Ma mère, assise au bord de mon lit, insiste pour vérifier que j'ai bien emporté tout ce dont j'ai besoin. Je proteste d'abord avant de la laisser finalement faire ; elle ne cédera pas. Ce qu'elle découvre, en premier lieu, par-dessus la pile de vêtements et les produits de toilette, l'étonne particulièrement. Le carnet de Freddy. Je détourne aussitôt la tête pour ne pas voir son visage absent. La nausée me prend la gorge mais, du coin de l'œil, je me force à scruter ce qu'elle sort de mon sac. Il y a une photo de mon frère, Carlos et moi à côté de ma pochette remplie de dessins nous concernant. Je trouve le courage de l'observer à nouveau. Ma mère, comme absente, ouvre la pochette et observe un à un chaque dessin dans un silence pesant. Le regard qu'elle y porte me glace le sang. Elle n'a plus l'air que l'ombre d'elle même, plongée dans une nostalgie passée.

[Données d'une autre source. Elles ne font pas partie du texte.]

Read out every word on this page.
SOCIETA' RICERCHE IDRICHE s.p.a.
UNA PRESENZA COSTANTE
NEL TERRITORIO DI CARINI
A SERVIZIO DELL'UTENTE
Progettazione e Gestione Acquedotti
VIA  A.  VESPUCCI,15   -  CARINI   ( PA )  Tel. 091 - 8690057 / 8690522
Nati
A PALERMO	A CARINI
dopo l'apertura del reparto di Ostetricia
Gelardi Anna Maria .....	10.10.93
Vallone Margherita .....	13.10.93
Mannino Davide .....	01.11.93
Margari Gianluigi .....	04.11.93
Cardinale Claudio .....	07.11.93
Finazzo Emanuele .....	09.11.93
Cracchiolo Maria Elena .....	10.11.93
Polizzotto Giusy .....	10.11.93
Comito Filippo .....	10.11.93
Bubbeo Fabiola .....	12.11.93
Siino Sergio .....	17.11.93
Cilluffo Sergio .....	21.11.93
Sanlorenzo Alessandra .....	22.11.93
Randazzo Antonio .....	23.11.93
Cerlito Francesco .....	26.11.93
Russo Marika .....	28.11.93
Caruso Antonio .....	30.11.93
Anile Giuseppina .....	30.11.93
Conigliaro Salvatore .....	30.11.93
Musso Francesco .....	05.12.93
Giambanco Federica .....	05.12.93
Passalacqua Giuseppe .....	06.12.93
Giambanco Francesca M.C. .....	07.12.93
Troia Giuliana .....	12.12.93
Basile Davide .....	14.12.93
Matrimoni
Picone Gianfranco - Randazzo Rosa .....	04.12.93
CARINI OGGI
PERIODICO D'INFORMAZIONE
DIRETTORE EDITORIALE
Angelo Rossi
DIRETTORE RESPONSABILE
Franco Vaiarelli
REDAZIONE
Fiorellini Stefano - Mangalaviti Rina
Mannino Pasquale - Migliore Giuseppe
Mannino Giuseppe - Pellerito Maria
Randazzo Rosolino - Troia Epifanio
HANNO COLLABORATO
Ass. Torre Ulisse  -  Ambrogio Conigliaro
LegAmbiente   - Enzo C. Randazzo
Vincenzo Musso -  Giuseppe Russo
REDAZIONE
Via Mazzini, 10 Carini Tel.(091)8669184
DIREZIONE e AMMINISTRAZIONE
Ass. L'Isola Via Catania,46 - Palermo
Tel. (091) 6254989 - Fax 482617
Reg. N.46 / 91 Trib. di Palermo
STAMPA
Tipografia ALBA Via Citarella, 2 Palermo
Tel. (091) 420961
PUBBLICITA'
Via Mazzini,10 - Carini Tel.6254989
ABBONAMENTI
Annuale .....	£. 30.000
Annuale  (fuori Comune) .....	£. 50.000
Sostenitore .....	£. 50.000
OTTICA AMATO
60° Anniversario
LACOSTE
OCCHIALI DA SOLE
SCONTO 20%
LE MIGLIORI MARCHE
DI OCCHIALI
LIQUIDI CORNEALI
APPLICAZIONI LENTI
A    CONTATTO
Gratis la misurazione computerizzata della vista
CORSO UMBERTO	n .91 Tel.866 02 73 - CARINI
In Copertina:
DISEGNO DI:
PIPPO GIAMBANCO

- Ils sont magnifiques, ma chérie.

Puis elle déclare, au bout d'un moment :

- On le reconnaît bien.

Après les avoir longuement observé, elle range les dessins et replace soigneusement la pochette dans la valise. Son regard se tourne vers moi.

- Ma chérie, est-ce que je peux te poser une question ?

J'acquiesce sans un mot.

- Pourquoi dessiner toujours les mêmes personnes ?

Je préfère autant la laisser deviner. Si elle prenait la peine de m'écouter, elle saurait.

- J'ai remarqué que Carlos est présent sur nombreux de tes dessins. Tu dessines si bien... Pourtant, la date est ressente. Il me semblait que tu l'avais oublié.

Et comment pourrai-je ? Lorsqu'un être si important entre dans notre vie, il reste gravé dans notre ciel à tout jamais. Même les étoiles filantes demeurent indélébiles.

- Sacha, lui, tu n'as pas à le regretter. Il faut tourner la page.

C'en est trop ! A quel moment a-t-elle renoncé ? A quel moment a-t-elle osé baisser les bras ? A quel moment a-t-elle cessé de croire ? Je me dois d'intervenir.

- Et pour quelles raisons ? Il a toujours été très important, pour Freddy comme pour moi. Pourquoi ne l'as-tu jamais accepté ?

- Mais je l'ai accepté !

- Ce n'est pas l'impression que tu donnes.

- Je suis simplement méfiante.

A mon avis, elle s'est juste trop laissée manipuler par Madison dès le début. Celle-ci en avait après leur relation et souhaitait se venger. Le moins que l'on puisse dire, c'est qu'elle a réussi.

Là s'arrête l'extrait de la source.